Endokrine Therapie des frühen Mammakarzinoms

Die Frage nach der optimalen Dauer einer endokrinen Therapie wird von unseren Patientinnen immer wieder gestellt und bewegt auch uns als Therapeuten. Wir wissen schließlich um die auch nach vielen Jahren noch auftretenden Spätrezidive der luminalen, HR-positiven Mammakarzinome. Durch die Daten der ATLAS- [6] und aTTom-Studie [7] konnte ein Überlebensvorteil mit einer zehnjährigen Tamoxifentherapie erreicht werden. Auf dem ASCO-Kongress in Chicago wurden nun die Ergebnisse der MA.17R-Studie vorgestellt, einer Phase-III-Studie, in der Patientinnen mit frühem HR-positiven Mammakarzinom nach einer bis zu fünfjährigen Tamoxifentherapie für 4,5–6 Jahre mit einem Aromatasehemmer behandelt und danach in fünf Jahre Letrozol vs. Placebo randomisiert wurden [8]. In die Studie wurden 1.918 Patientinnen eingebracht. Das Follow-up, dem die aktuelle Auswertung zugrunde lag, betrug 6,3 Jahre. Die Resultate wurden hochrangig in der Plenary Session vorgestellt und zeigten einen signifikanten Vorteil für die Verbesserung des krankheitsfreien Überlebens (DFS) von 95% vs. 91% durch eine zusätzliche fünfjährige Therapie mit Letrozol (Hazard Ratio = 0,66; p = 0,01). Ein signifikanter Vorteil für das Fünf-Jahres-Gesamtüberleben (OS) konnte jedoch nicht festgestellt werden (93% für den Placebo- vs. 94% für den Letrozol-Arm; Hazard Ratio = 0,97). Ein Grund für den fehlenden Überlebensvorteil ist sicherlich der hohe Anteil der kontralateralen Zweitkarzinome an den dokumentierten Events, welche um 58% gesenkt wurden (Hazard Ratio = 0,42; p = 0,007). Somit wurde zwar das DFS, nicht aber das OS gesenkt. Hinsichtlich der Nebenwirkungen konnte nach einer zusätzlichen fünfjährigen Therapie mit Letrozol eine Verdoppelung der neu aufgetretenen Osteoporosen (11% vs. 6%; p < 0,0001) und eine Erhöhung der Frakturrate von 9% auf 14% (p = 0,001) festgestellt werden. Ob wir unseren Patientinnen nun zukünftig zu einer 15-jährigen antihormonellen Therapie raten sollten, muss sicherlich individuell und je nach Therapieverträglichkeit entschieden werden.
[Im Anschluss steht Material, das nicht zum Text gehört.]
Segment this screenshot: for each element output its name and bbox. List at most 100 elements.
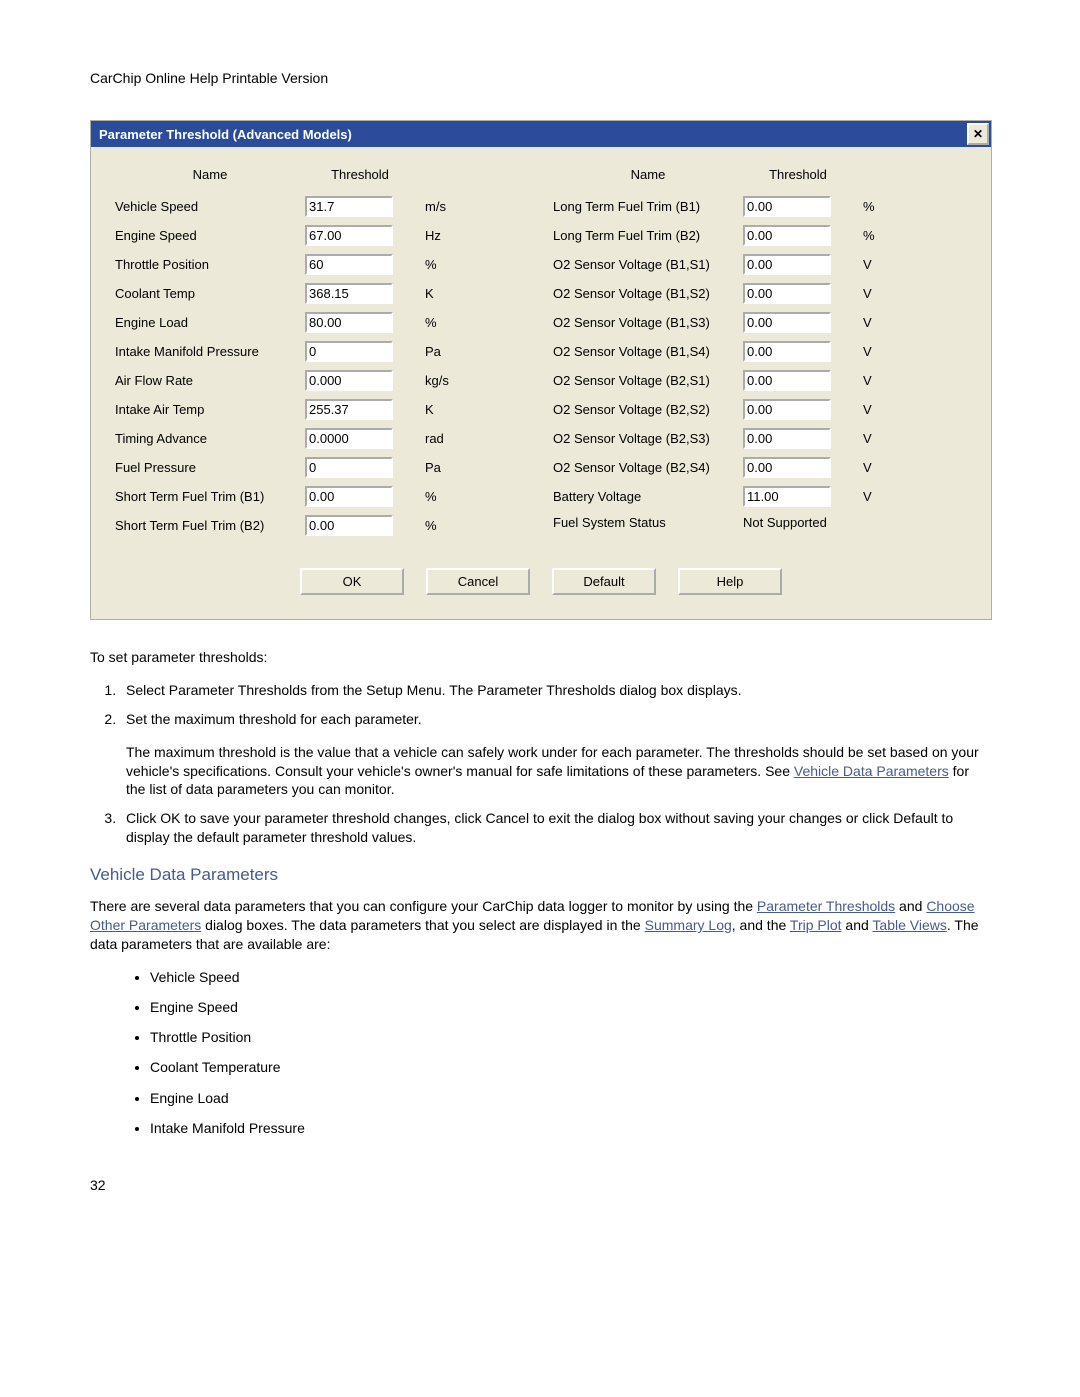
param-unit-label: Pa (415, 344, 475, 359)
param-name-label: Long Term Fuel Trim (B1) (553, 199, 743, 214)
threshold-input[interactable] (743, 254, 831, 275)
param-name-label: Engine Load (115, 315, 305, 330)
instructions-intro: To set parameter thresholds: (90, 648, 990, 667)
section-paragraph: There are several data parameters that y… (90, 897, 990, 954)
parameter-bullet-list: Vehicle SpeedEngine SpeedThrottle Positi… (90, 968, 990, 1137)
link-parameter-thresholds[interactable]: Parameter Thresholds (757, 898, 895, 914)
param-unit-label: Pa (415, 460, 475, 475)
param-row: Short Term Fuel Trim (B1)% (115, 486, 529, 507)
parameter-bullet: Throttle Position (150, 1028, 990, 1046)
param-unit-label: V (853, 431, 913, 446)
param-row: Long Term Fuel Trim (B1)% (553, 196, 967, 217)
param-unit-label: Hz (415, 228, 475, 243)
param-name-label: Short Term Fuel Trim (B1) (115, 489, 305, 504)
param-name-label: O2 Sensor Voltage (B2,S2) (553, 402, 743, 417)
threshold-input[interactable] (305, 341, 393, 362)
threshold-input[interactable] (743, 341, 831, 362)
ok-button[interactable]: OK (300, 568, 404, 595)
param-unit-label: V (853, 460, 913, 475)
threshold-input[interactable] (743, 486, 831, 507)
default-button[interactable]: Default (552, 568, 656, 595)
param-unit-label: V (853, 257, 913, 272)
cancel-button[interactable]: Cancel (426, 568, 530, 595)
para-e: and (842, 917, 873, 933)
parameter-bullet: Coolant Temperature (150, 1058, 990, 1076)
titlebar-title: Parameter Threshold (Advanced Models) (99, 127, 352, 142)
param-value-static: Not Supported (743, 515, 853, 530)
threshold-input[interactable] (743, 428, 831, 449)
param-unit-label: V (853, 402, 913, 417)
param-row: Coolant Temp K (115, 283, 529, 304)
close-icon[interactable]: ✕ (967, 123, 989, 145)
param-name-label: Battery Voltage (553, 489, 743, 504)
step3-text: Click OK to save your parameter threshol… (126, 810, 953, 845)
param-name-label: O2 Sensor Voltage (B1,S3) (553, 315, 743, 330)
dialog-button-row: OK Cancel Default Help (115, 568, 967, 595)
link-summary-log[interactable]: Summary Log (645, 917, 732, 933)
link-table-views[interactable]: Table Views (872, 917, 946, 933)
param-name-label: Coolant Temp (115, 286, 305, 301)
parameter-bullet: Intake Manifold Pressure (150, 1119, 990, 1137)
threshold-input[interactable] (743, 399, 831, 420)
param-unit-label: V (853, 373, 913, 388)
param-unit-label: % (415, 315, 475, 330)
param-unit-label: K (415, 402, 475, 417)
param-name-label: O2 Sensor Voltage (B2,S3) (553, 431, 743, 446)
threshold-input[interactable] (305, 399, 393, 420)
threshold-input[interactable] (743, 312, 831, 333)
param-row: Intake Manifold PressurePa (115, 341, 529, 362)
param-unit-label: K (415, 286, 475, 301)
link-trip-plot[interactable]: Trip Plot (790, 917, 842, 933)
param-row: O2 Sensor Voltage (B2,S3) V (553, 428, 967, 449)
param-name-label: Fuel Pressure (115, 460, 305, 475)
section-title-vehicle-data-parameters: Vehicle Data Parameters (90, 865, 990, 885)
param-column-right: Name Threshold Long Term Fuel Trim (B1)%… (553, 167, 967, 544)
threshold-input[interactable] (743, 196, 831, 217)
help-button[interactable]: Help (678, 568, 782, 595)
param-name-label: O2 Sensor Voltage (B1,S2) (553, 286, 743, 301)
param-name-label: Air Flow Rate (115, 373, 305, 388)
param-unit-label: % (853, 228, 913, 243)
param-row: O2 Sensor Voltage (B2,S4)V (553, 457, 967, 478)
param-row: Fuel Pressure Pa (115, 457, 529, 478)
param-name-label: Long Term Fuel Trim (B2) (553, 228, 743, 243)
param-row: Short Term Fuel Trim (B2)% (115, 515, 529, 536)
param-name-label: Intake Air Temp (115, 402, 305, 417)
threshold-input[interactable] (743, 225, 831, 246)
param-name-label: O2 Sensor Voltage (B1,S1) (553, 257, 743, 272)
threshold-input[interactable] (305, 196, 393, 217)
parameter-threshold-dialog: Parameter Threshold (Advanced Models) ✕ … (90, 120, 992, 620)
parameter-bullet: Engine Load (150, 1089, 990, 1107)
threshold-input[interactable] (305, 457, 393, 478)
threshold-input[interactable] (305, 225, 393, 246)
threshold-input[interactable] (743, 457, 831, 478)
page-header: CarChip Online Help Printable Version (90, 70, 990, 86)
param-name-label: Fuel System Status (553, 515, 743, 530)
threshold-input[interactable] (305, 486, 393, 507)
threshold-input[interactable] (743, 370, 831, 391)
param-unit-label: % (415, 257, 475, 272)
param-row: O2 Sensor Voltage (B1,S4)V (553, 341, 967, 362)
link-vehicle-data-parameters[interactable]: Vehicle Data Parameters (794, 763, 949, 779)
instruction-step-2: Set the maximum threshold for each param… (120, 710, 990, 800)
param-unit-label: m/s (415, 199, 475, 214)
col-header-threshold: Threshold (305, 167, 415, 182)
threshold-input[interactable] (743, 283, 831, 304)
instruction-step-1: Select Parameter Thresholds from the Set… (120, 681, 990, 700)
threshold-input[interactable] (305, 428, 393, 449)
param-name-label: Engine Speed (115, 228, 305, 243)
param-row: O2 Sensor Voltage (B2,S1)V (553, 370, 967, 391)
param-name-label: Vehicle Speed (115, 199, 305, 214)
para-c: dialog boxes. The data parameters that y… (201, 917, 644, 933)
param-row: Battery VoltageV (553, 486, 967, 507)
para-a: There are several data parameters that y… (90, 898, 757, 914)
threshold-input[interactable] (305, 312, 393, 333)
threshold-input[interactable] (305, 283, 393, 304)
threshold-input[interactable] (305, 515, 393, 536)
param-row: Fuel System StatusNot Supported (553, 515, 967, 530)
param-row: Throttle Position% (115, 254, 529, 275)
threshold-input[interactable] (305, 370, 393, 391)
threshold-input[interactable] (305, 254, 393, 275)
col-header-name: Name (553, 167, 743, 182)
param-row: Long Term Fuel Trim (B2)% (553, 225, 967, 246)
Dennoch, die Präsentation von Hongchao Pan et al. von der Early Breast Cancer Trialists' Collaborative Group (EBCTCG) zum Langzeitrisiko nach fünfjähriger antihormoneller Therapie zeigte eindrücklich, dass das Risiko einer Fernmetastasierung eines Luminaltumors über die Jahre kontinuierlich anhält – eine Information, die wir an unsere Patientinnen weitergeben sollten und die sicherlich eine Diskussion über eine mögliche Therapieverlängerung nach sich ziehen mag (Abb. 2) [9].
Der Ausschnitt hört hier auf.